= George Schaefer (businessman) =

American businessman and CEO

George Schaefer (1928 – 2013) was an American businessman who was CEO of Caterpillar Inc., a US-based construction equipment company.

Schaefer graduated from Saint Louis University in 1951 to begin his career at Caterpillar, where he spent the next 39 years. Schaefer rose to the position of chairman and CEO of the company in 1985 up until 1990 when he retired.

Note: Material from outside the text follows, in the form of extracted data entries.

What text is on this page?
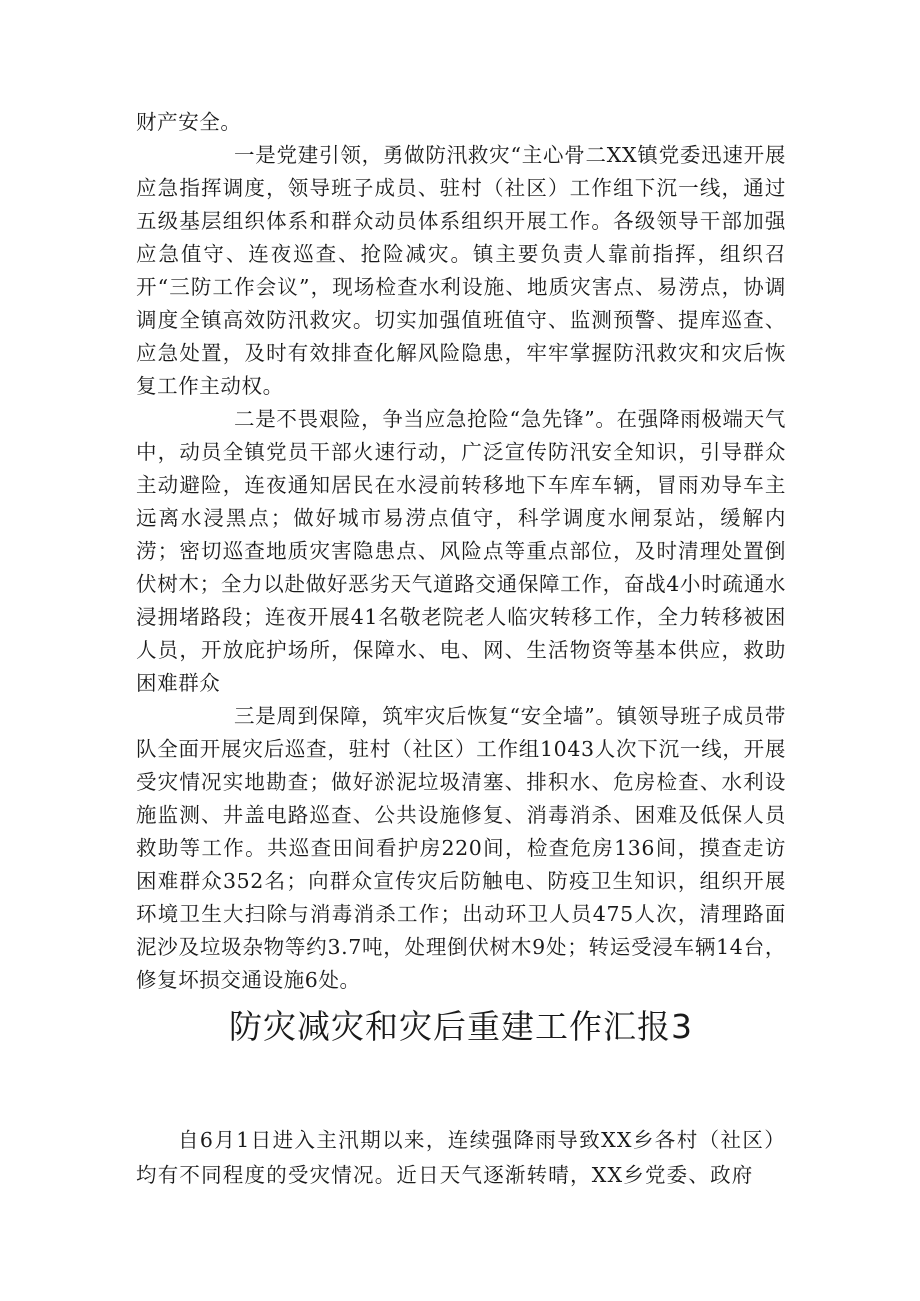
财产安全。

一是党建引领，勇做防汛救灾“主心骨二XX镇党委迅速开展应急指挥调度，领导班子成员、驻村（社区）工作组下沉一线，通过五级基层组织体系和群众动员体系组织开展工作。各级领导干部加强应急值守、连夜巡查、抢险减灾。镇主要负责人靠前指挥，组织召开“三防工作会议”，现场检查水利设施、地质灾害点、易涝点，协调调度全镇高效防汛救灾。切实加强值班值守、监测预警、提库巡查、应急处置，及时有效排查化解风险隐患，牢牢掌握防汛救灾和灾后恢复工作主动权。

二是不畏艰险，争当应急抢险“急先锋”。在强降雨极端天气中，动员全镇党员干部火速行动，广泛宣传防汛安全知识，引导群众主动避险，连夜通知居民在水浸前转移地下车库车辆，冒雨劝导车主远离水浸黑点；做好城市易涝点值守，科学调度水闸泵站，缓解内涝；密切巡查地质灾害隐患点、风险点等重点部位，及时清理处置倒伏树木；全力以赴做好恶劣天气道路交通保障工作，奋战4小时疏通水浸拥堵路段；连夜开展41名敬老院老人临灾转移工作，全力转移被困人员，开放庇护场所，保障水、电、网、生活物资等基本供应，救助困难群众

三是周到保障，筑牢灾后恢复“安全墙”。镇领导班子成员带队全面开展灾后巡查，驻村（社区）工作组1043人次下沉一线，开展受灾情况实地勘查；做好淤泥垃圾清塞、排积水、危房检查、水利设施监测、井盖电路巡查、公共设施修复、消毒消杀、困难及低保人员救助等工作。共巡查田间看护房220间，检查危房136间，摸查走访困难群众352名；向群众宣传灾后防触电、防疫卫生知识，组织开展环境卫生大扫除与消毒消杀工作；出动环卫人员475人次，清理路面泥沙及垃圾杂物等约3.7吨，处理倒伏树木9处；转运受浸车辆14台，修复坏损交通设施6处。

防灾减灾和灾后重建工作汇报3

自6月1日进入主汛期以来，连续强降雨导致XX乡各村（社区）均有不同程度的受灾情况。近日天气逐渐转晴，XX乡党委、政府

George Schaefer took over Caterpillar during troubled times: as the company's losses mounted to nearly US$1 billion, strikes were prevalent at most of its plants across America, and foreign competition was becoming very strong. In 1985, he began the transformation of Caterpillar through a number of cost-cutting efforts, most notably outsourcing production offshore. Schaefer moved away from a centralized business model by implementing a number different programs that he had previously designed: venture capital, financial services, and product development. This structure that Schaefer created still remains in place today for the company. Schaefer was also responsible for changing the company name from Caterpillar Tractor Co. to Caterpillar Inc. The transformation that Schaefer led while chairman drove Caterpillar from losses and uncertain times to achieving exponential profits and global growth.

Schaefer was appointed to Ronald Reagan's advisory committee for Trade Negotiations in April 1987.